Cumple familia de Eduardo Román más de dos años de calvario tras su privación de la libertad en Acapulco
El joven de entonces 22 años fue sustraído por hombres desconocidos mientras trabajaba en la Central de Abastos; su madre denunció la inacción y revictimización por parte de la Fiscalía de Guerrero
Yasmín García. Chilpancingo, 31 de agosto 2026
Foto: Óscar Guerrero
Hace dos años y un mes la familia de Eduardo Román Colín Bernal comenzó a vivir un calvario; el 11 de julio del 2024 el joven, de entonces 22 años de edad, fue privado de su libertad por hombres desconocidos mientras trabajaba en la Central de Abastos del puerto de Acapulco.
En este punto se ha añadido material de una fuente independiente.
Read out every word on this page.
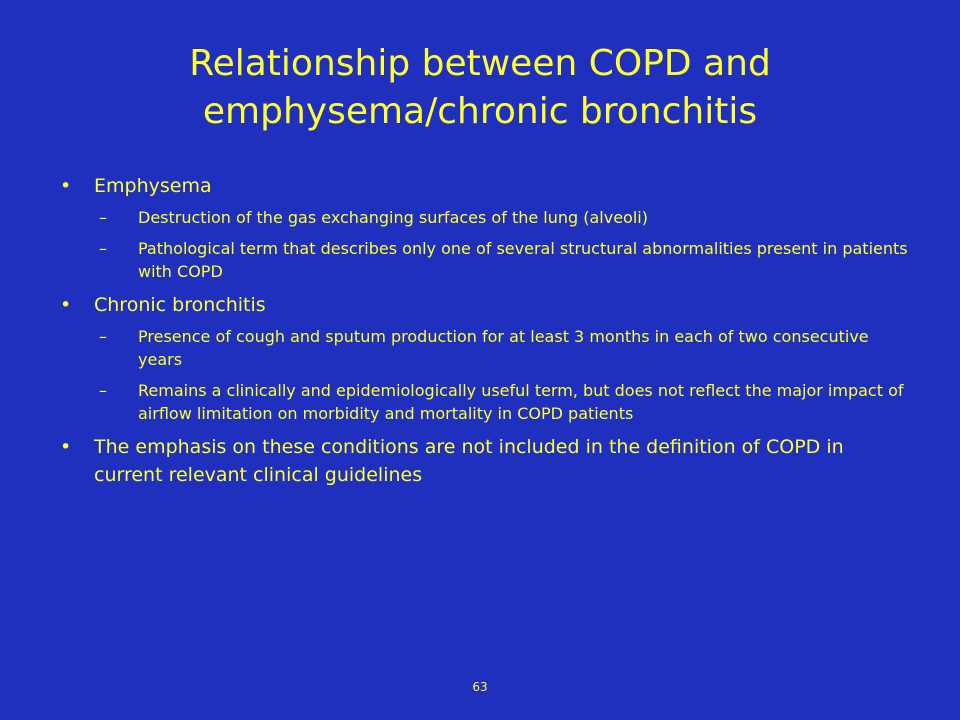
Relationship between COPD and
emphysema/chronic bronchitis
• Emphysema
– Destruction of the gas exchanging surfaces of the lung (alveoli)
– Pathological term that describes only one of several structural abnormalities present in patients with COPD
• Chronic bronchitis
– Presence of cough and sputum production for at least 3 months in each of two consecutive years
– Remains a clinically and epidemiologically useful term, but does not reflect the major impact of airflow limitation on morbidity and mortality in COPD patients
• The emphasis on these conditions are not included in the definition of COPD in current relevant clinical guidelines
63
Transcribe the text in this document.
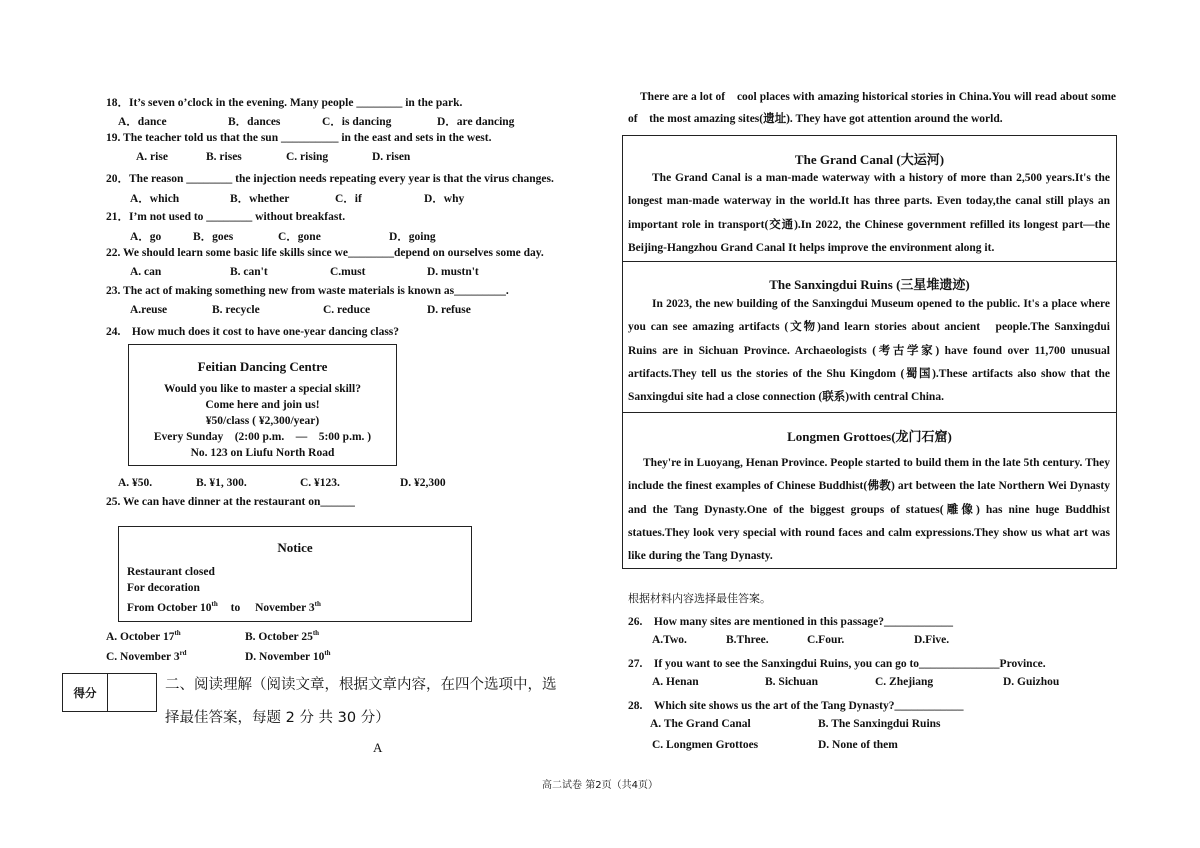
18．It’s seven o’clock in the evening. Many people ________ in the park.
A．dance	B．dances	C．is dancing	D．are dancing
19. The teacher told us that the sun __________ in the east and sets in the west.
A. rise	B. rises	C. rising	D. risen
20．The reason ________ the injection needs repeating every year is that the virus changes.
A．which	B．whether	C．if	D．why
21．I’m not used to ________ without breakfast.
A．go	B．goes	C．gone	D．going
22. We should learn some basic life skills since we________depend on ourselves some day.
A. can	B. can't	C.must	D. mustn't
23. The act of making something new from waste materials is known as_________.
A.reuse	B. recycle	C. reduce	D. refuse
24.　How much does it cost to have one-year dancing class?
Feitian Dancing Centre
Would you like to master a special skill?
Come here and join us!
¥50/class ( ¥2,300/year)
Every Sunday　(2:00 p.m.　—　5:00 p.m. )
No. 123 on Liufu North Road
A. ¥50.	B. ¥1, 300.	C. ¥123.	D. ¥2,300
25. We can have dinner at the restaurant on______
Notice
Restaurant closed
For decoration
From October 10th to November 3th
A. October 17th	B. October 25th
C. November 3rd	D. November 10th
得分
二、阅读理解（阅读文章，根据文章内容，在四个选项中，选
择最佳答案，每题 2 分 共 30 分）
A
There are a lot of　cool places with amazing historical stories in China.You will read about some of　the most amazing sites(遗址). They have got attention around the world.
The Grand Canal (大运河)
The Grand Canal is a man-made waterway with a history of more than 2,500 years.It's the longest man-made waterway in the world.It has three parts. Even today,the canal still plays an important role in transport(交通).In 2022, the Chinese government refilled its longest part—the Beijing-Hangzhou Grand Canal It helps improve the environment along it.
The Sanxingdui Ruins (三星堆遗迹)
In 2023, the new building of the Sanxingdui Museum opened to the public. It's a place where you can see amazing artifacts (文物)and learn stories about ancient　people.The Sanxingdui Ruins are in Sichuan Province. Archaeologists (考古学家) have found over 11,700 unusual artifacts.They tell us the stories of the Shu Kingdom (蜀国).These artifacts also show that the Sanxingdui site had a close connection (联系)with central China.
Longmen Grottoes(龙门石窟)
They're in Luoyang, Henan Province. People started to build them in the late 5th century. They include the finest examples of Chinese Buddhist(佛教) art between the late Northern Wei Dynasty and the Tang Dynasty.One of the biggest groups of statues(雕像) has nine huge Buddhist statues.They look very special with round faces and calm expressions.They show us what art was like during the Tang Dynasty.
根据材料内容选择最佳答案。
26.　How many sites are mentioned in this passage?____________
A.Two.	B.Three.	C.Four.	D.Five.
27.　If you want to see the Sanxingdui Ruins, you can go to______________Province.
A. Henan	B. Sichuan	C. Zhejiang	D. Guizhou
28.　Which site shows us the art of the Tang Dynasty?____________
A. The Grand Canal	B. The Sanxingdui Ruins
C. Longmen Grottoes	D. None of them
高二试卷 第2页（共4页）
Berenice Fabiola Bernal Martínez, mamá del joven Eduardo, estaba presente cuando lo privaron de su libertad. A pesar de que ella y otros testigos declararon ante la Fiscalía General del Estado (FGE), le dijeron que tendría que señalar directamente a los responsables y proporcionar sus nombres, datos que desconocen.
“Hay testigos, estoy yo, pero no avanza la carpeta. Nos dicen que hay que tener los nombres de las personas y que se tienen que hacer las investigaciones; los protocolos que ponen para mí son absurdos. Al haber personas involucradas deberían avanzar más, pero no es así”, lamentó.
La madre buscadora reprochó que, a pesar de que ya transcurrieron dos años, las autoridades no han realizado ningún operativo o jornada de búsqueda para localizar a su hijo, bajo el argumento de que lo harán hasta que haya detenidos y “les digan a dónde se lo llevaron, si le quitaron la vida y, si es así, en dónde lo enterraron. Todo lo quieren en bandeja de plata; la información que he obtenido se las he dado”.
Berenice Bernal y su familia fueron desplazadas del puerto de Acapulco después de la privación de la libertad de su hijo Eduardo.
Actualmente viaja a Guerrero para participar en las actividades que realizan los colectivos y para acudir a la Fiscalía Estatal a pedir informes sobre la carpeta de investigación.
La madre buscadora lamentó que las autoridades no realicen su trabajo y las revictimicen.
“No hacen su trabajo. Nosotros tuvimos que salir de Acapulco, nos tuvimos que refugiar en otro lado, hemos ido de aquí para allá. La parte económica hace falta, pero aun así hemos seguido en la búsqueda. Si nos mandan traer las autoridades, venimos, pero para no tener avances sí es triste”.
Las autoridades cuentan con la sábana de llamadas del teléfono de Eduardo, pero no han investigado las ubicaciones que marca.
Berenice pidió a su hijo que, en caso de que llegue a enterarse de que su familia lo busca, no se dé por vencido, y le aseguró que desde el momento en que se lo llevaron no ha dejado de buscarlo.
A la población le pidió que, en caso de tener alguna pista sobre el paradero de su hijo, la revele de manera anónima, ya que no buscan culpables, solo saber del paradero de Eduardo Román.